Closed mthelee closed 2 years ago

mthelee commented 2 years ago

What are you trying to do?

Hi I have been using PyPortfolioOpt and Vectorbt for backtesting with portfolio optimization. However, I am confused in configuring the parameter for a long short strategy. For example, I would like to long the top 5 sharpe ratio and short the lowest 5.

After I set the weight_bounds=(-1,1), and I set the short ratio in the DiscreteAllocation(clean_weights, latest_prices, total_portfolio_value=25000, short_ratio = 0.5), now I am unsure how to deal with the constraint, the min_weight and max_weight.

def pyopt_find_weights(sc, price, num_tests):  
    price = pd.DataFrame(price, columns=symbols)
    avg_returns = expected_returns.mean_historical_return(price)
    cov_mat = risk_models.CovarianceShrinkage(price).ledoit_wolf()

    ef = EfficientFrontier(avg_returns, cov_mat, weight_bounds=(-1,1))

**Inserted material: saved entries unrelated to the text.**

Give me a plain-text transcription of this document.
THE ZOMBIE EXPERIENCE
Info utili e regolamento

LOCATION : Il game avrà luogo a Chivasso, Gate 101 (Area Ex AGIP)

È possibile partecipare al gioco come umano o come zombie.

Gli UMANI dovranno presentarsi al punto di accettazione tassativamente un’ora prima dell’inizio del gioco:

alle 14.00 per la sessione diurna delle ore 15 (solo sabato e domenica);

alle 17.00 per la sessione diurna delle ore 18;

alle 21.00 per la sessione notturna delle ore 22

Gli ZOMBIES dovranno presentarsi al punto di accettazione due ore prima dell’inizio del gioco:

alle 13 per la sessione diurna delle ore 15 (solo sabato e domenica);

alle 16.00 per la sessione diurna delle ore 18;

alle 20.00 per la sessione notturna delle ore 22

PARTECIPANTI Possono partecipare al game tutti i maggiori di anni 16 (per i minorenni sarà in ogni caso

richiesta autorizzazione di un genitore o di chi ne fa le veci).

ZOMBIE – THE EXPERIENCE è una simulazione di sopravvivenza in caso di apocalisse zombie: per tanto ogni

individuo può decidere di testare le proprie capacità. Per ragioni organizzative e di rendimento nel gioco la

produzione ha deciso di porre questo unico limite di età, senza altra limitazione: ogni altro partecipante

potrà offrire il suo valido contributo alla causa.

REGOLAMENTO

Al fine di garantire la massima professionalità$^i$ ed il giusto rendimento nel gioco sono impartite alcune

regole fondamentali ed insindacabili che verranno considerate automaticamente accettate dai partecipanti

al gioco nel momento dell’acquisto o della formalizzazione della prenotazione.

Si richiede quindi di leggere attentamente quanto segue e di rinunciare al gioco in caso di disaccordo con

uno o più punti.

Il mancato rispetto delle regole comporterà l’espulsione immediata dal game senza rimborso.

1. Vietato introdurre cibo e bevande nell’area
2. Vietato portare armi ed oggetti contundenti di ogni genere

    min_weight, max_weight = -1, 1
    constraints=[
            # {"type": "eq", "fun": lambda w: np.sum(w) - 1},  # sum to 1
            {"type": "ineq", "fun": lambda w: w - min_weight},  # greater than min_weight
            {"type": "ineq", "fun": lambda w: max_weight - w},  # less than max_weight
        ]

    weights = ef.nonconvex_objective(
        objective_functions.sharpe_ratio,
        objective_args=(avg_returns, cov_mat),
        weights_sum_to_one=True,
        constraints = constraints
    )

    clean_weights = ef.clean_weights()
    weights = np.array([clean_weights[symbol] for symbol in symbols])
    best_sharpe_ratio = base_optimizer.portfolio_performance(weights, avg_returns, cov_mat)[2]
    latest_prices = get_latest_prices(price)
    da = DiscreteAllocation(clean_weights, latest_prices, total_portfolio_value=25000, short_ratio = 0.5)
    allocation, leftover = da.lp_portfolio(reinvest=True)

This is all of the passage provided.